Joe-Lize's comment: Valentine’s Day could give you a second chance

Greater flamingos are seen on Valentine's Day in a zoo. Photo EPA, Abir Sultan

Valentine’s Day is sweet. February 14 is the day of chocolate, flowers, and romantic feelings. But the day is more important than that.

There are 365 days in a year. Except for a few special days, most are filled with work, chores and social obligations. People seem to be busier than ever. Daily obligations devour our sparse amount of time. The few hours left can be quickly spent on our phones. “You-and-me time” with your spouse may drop to the bottom of your priority list. Unfortunately.

Marriage is under pressure. The number of divorces is increasing steadily – some statistics show that half of the marriages end in divorce. More people choose cohabitation over marriage. Why? People do not want to be tied down to one person forever. Or they are afraid that settling with a family will endanger their career, their finances or their freedom. By opting out of marriage or keeping divorce in the back of their minds, they do not devote themselves fully to their partners.


And that is a highly problematic. Because all academic research clearly points out that divorces are deeply invasive for those involved. The Journal of Preventive Counselling even calls divorce a “threatening issue that causes personal harm and the disintegration of society.” The list of negative effects of the end of a relationship is endless.

For example, the divorce of parents leads to a higher risk of mental disorders of their children, such as anxiety, depression, and aggression.

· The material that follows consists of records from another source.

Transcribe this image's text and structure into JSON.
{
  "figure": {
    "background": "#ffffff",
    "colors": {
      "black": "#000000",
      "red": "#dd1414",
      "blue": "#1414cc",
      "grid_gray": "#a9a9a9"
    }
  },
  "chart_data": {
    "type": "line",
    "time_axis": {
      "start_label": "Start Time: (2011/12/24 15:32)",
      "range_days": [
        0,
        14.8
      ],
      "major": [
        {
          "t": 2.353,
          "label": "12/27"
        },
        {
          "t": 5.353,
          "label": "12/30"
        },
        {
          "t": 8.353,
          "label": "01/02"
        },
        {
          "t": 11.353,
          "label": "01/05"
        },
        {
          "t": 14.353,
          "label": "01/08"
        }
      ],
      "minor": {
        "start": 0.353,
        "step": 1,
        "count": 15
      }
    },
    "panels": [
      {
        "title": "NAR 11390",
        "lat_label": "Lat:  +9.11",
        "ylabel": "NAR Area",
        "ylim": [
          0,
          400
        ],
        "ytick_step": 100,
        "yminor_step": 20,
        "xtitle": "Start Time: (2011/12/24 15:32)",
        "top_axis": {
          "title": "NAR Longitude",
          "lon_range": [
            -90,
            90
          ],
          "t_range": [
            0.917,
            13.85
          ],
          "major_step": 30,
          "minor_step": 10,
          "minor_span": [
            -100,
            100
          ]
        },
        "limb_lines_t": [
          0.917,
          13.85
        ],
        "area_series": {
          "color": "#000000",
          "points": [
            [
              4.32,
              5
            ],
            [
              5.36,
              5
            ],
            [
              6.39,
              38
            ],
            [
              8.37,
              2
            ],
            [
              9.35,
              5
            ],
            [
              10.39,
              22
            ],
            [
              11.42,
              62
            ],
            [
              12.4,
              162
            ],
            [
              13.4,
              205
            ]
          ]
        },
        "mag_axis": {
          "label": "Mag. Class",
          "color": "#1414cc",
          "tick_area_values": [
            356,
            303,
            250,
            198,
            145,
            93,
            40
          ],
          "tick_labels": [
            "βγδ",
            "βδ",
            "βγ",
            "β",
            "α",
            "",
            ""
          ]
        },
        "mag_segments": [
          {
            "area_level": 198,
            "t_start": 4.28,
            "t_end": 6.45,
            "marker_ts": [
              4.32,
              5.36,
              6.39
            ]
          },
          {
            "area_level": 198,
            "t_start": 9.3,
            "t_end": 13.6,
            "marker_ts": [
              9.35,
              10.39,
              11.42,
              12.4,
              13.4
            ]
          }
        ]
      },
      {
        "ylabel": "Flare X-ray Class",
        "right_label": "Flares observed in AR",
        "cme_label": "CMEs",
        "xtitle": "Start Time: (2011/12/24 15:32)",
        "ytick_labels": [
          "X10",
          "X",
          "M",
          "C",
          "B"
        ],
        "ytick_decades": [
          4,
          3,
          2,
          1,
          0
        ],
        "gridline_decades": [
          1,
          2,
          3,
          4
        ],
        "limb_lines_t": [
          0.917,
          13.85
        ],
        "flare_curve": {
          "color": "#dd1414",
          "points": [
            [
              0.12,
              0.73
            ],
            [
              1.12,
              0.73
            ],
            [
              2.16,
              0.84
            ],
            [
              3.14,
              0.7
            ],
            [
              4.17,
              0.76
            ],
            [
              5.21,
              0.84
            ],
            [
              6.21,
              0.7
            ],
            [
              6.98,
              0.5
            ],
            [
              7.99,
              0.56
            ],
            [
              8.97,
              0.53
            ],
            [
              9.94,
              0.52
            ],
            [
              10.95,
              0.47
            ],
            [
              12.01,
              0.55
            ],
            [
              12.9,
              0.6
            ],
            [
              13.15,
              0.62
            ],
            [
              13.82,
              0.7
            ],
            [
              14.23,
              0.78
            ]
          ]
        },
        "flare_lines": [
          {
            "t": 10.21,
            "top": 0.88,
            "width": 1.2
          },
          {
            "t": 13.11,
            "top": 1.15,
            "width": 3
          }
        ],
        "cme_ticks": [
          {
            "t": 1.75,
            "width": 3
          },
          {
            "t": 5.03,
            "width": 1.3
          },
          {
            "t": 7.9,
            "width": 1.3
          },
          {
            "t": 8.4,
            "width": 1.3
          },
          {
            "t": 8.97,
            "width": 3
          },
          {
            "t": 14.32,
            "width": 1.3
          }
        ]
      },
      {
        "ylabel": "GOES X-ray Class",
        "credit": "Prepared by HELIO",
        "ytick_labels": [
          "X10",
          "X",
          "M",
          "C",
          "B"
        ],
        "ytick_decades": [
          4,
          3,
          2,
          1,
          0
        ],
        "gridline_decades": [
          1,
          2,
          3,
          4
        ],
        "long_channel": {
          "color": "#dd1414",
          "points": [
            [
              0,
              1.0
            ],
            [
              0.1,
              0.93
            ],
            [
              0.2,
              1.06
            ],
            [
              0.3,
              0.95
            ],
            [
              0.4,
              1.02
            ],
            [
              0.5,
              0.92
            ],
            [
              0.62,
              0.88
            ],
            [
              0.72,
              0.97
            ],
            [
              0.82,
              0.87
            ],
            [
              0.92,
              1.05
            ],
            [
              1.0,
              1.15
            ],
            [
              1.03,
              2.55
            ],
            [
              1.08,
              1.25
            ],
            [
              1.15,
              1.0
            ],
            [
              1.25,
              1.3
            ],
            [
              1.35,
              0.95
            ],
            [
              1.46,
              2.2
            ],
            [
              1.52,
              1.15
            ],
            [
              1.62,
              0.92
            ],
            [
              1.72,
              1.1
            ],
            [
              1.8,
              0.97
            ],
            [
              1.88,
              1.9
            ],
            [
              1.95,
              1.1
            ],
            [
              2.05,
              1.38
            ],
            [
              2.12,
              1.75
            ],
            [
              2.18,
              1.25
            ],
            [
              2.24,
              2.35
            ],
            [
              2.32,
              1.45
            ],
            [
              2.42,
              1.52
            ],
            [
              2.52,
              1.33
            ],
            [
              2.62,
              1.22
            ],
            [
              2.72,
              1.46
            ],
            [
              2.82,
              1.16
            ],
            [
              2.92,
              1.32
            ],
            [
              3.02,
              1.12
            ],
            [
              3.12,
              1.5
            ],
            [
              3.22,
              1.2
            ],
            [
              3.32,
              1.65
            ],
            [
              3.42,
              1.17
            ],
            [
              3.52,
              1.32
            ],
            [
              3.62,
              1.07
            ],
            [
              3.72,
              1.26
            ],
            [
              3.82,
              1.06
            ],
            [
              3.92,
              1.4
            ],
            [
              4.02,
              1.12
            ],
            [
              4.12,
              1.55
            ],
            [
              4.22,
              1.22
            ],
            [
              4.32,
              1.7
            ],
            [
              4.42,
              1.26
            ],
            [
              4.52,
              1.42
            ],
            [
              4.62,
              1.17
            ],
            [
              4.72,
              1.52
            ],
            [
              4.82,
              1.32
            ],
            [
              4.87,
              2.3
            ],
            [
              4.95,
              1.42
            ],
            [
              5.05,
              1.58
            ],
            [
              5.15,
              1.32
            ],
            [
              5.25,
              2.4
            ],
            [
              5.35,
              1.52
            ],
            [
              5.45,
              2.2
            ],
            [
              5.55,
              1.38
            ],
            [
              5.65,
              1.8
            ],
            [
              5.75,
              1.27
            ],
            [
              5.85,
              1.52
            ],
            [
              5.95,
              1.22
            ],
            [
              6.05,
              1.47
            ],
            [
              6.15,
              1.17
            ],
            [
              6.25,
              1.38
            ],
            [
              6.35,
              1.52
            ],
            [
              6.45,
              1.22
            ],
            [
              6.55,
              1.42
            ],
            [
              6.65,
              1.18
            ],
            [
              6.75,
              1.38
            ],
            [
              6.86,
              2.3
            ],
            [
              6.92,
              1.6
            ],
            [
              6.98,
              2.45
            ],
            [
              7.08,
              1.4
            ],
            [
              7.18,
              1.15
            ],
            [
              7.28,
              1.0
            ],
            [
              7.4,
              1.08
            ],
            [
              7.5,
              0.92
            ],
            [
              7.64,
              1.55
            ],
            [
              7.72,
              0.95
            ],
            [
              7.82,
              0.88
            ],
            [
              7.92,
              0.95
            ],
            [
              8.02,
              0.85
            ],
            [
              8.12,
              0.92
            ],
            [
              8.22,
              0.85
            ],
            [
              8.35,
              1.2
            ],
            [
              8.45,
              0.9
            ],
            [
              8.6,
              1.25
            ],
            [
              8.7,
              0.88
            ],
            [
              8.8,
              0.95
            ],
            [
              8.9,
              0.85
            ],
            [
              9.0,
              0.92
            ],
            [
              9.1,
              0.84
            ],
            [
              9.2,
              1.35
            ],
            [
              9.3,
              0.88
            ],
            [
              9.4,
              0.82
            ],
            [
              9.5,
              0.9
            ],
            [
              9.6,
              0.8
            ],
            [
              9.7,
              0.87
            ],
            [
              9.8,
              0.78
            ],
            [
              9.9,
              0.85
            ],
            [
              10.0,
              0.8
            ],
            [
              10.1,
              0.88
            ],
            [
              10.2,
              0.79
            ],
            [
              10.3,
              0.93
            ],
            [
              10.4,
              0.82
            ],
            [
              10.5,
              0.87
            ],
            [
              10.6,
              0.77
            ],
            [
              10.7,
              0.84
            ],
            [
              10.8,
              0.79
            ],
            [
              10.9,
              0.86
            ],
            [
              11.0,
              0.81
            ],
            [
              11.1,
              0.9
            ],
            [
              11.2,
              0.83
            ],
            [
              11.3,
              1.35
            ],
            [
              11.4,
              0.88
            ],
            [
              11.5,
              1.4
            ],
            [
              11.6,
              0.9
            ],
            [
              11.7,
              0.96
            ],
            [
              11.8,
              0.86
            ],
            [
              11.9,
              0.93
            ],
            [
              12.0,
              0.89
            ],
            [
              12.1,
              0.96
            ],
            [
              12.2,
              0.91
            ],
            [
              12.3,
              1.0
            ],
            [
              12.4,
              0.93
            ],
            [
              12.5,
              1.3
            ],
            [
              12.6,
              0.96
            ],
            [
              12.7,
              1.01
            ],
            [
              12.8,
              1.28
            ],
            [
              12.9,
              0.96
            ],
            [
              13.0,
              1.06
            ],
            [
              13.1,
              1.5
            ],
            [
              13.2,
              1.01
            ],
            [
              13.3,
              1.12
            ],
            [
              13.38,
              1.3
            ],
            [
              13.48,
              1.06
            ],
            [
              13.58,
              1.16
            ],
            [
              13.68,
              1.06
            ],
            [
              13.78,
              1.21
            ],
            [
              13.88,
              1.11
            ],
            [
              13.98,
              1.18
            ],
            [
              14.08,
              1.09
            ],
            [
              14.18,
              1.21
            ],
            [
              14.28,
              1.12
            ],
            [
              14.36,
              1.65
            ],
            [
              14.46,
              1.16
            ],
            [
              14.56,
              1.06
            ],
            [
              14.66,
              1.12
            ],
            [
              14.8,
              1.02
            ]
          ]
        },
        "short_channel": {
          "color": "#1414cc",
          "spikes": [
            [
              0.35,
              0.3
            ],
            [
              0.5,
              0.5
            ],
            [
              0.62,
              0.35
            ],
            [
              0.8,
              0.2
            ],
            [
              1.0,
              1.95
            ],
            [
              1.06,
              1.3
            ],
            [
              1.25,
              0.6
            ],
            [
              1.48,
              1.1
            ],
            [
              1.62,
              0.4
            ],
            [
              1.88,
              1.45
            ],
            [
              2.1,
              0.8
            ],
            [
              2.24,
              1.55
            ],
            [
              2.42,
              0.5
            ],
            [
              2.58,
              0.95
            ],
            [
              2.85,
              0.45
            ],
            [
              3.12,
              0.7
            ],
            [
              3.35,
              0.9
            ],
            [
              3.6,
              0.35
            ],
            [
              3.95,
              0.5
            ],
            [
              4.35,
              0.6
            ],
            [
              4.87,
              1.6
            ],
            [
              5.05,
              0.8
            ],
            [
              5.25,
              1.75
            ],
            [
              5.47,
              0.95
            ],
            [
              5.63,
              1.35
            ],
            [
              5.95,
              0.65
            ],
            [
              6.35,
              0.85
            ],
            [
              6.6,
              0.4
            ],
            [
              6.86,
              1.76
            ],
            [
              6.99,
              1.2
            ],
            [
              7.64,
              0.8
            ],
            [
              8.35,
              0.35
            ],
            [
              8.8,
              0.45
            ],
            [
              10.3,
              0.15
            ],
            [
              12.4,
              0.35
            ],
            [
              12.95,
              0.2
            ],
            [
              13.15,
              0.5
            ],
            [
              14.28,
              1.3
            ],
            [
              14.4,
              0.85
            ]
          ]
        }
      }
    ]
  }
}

Furthermore, children may start to worry that the love of their parents can disappear for them as well if it could for mum or dad. Others believe that they are the cause of the divorce and develop feelings of guilt and of negative self-image.

American research also shows that children who grow up in families where the father left are more likely to leave the church. Almost 60 per cent of those who left their faith come from a family where the father left after marriage problems. According to research leader J.P. De Gance, fathers play a more prominent role in the transmission of their faith to the children than their mother. For this, fathers need to be present in their families.


The question remains how do we make sure that we stay far away from the point of no return in our marriage? I think Valentine's Day could be part of the key to the answer.

Don't get me wrong. I know that Valentine's Day is super commercialised. Businesses earn big money by hyping up people to buy presents for their lovers.

Yet, I do believe that it is important to celebrate more Valentine's Days in a year. You can buy flowers all days of the year. Investments in relationships are crucial in the time where faithfulness is no longer seen as a virtue.

As Christians, we believe that God Himself instituted marriage so that husband and wife support each other in the high and low tides of life. That means that it is crucial for them to stay connected to each other, not only at a physical level, but also in a mental and spiritual sense. And to stay connected, more is needed than sitting next to each other on the couch while looking at a smartphone.

Instead, real investment into the relationship is necessary. Just think back of the good olden days when you just started dating. What did you do then to win her attention? How did you attempt to keep his affections? Maybe it is time to reflect on why you, as a couple, stopped doing these little things. Where did you lose each other in the daily grind of life?

Sweet note

Valentine's Day serves as a good reminder of how we can break the tedious routines many couples are stuck in. Because, men, be honest, how difficult is it to buy flowers for your wife if she loves presents? Or to arrange a babysitter so you and your wife can enjoy a nice evening together? And women, how hard is it to leave a sweet note for your husband for when he leaves for work?

And maybe this will be the first step on the way to a more fulfilling, happy marriage. And when you think that your agenda is too full to do these things for your spouse, just remember what is at stake. Maybe the time when you feel the least romantic feelings for your spouse is when you need a Valentine's Day the most.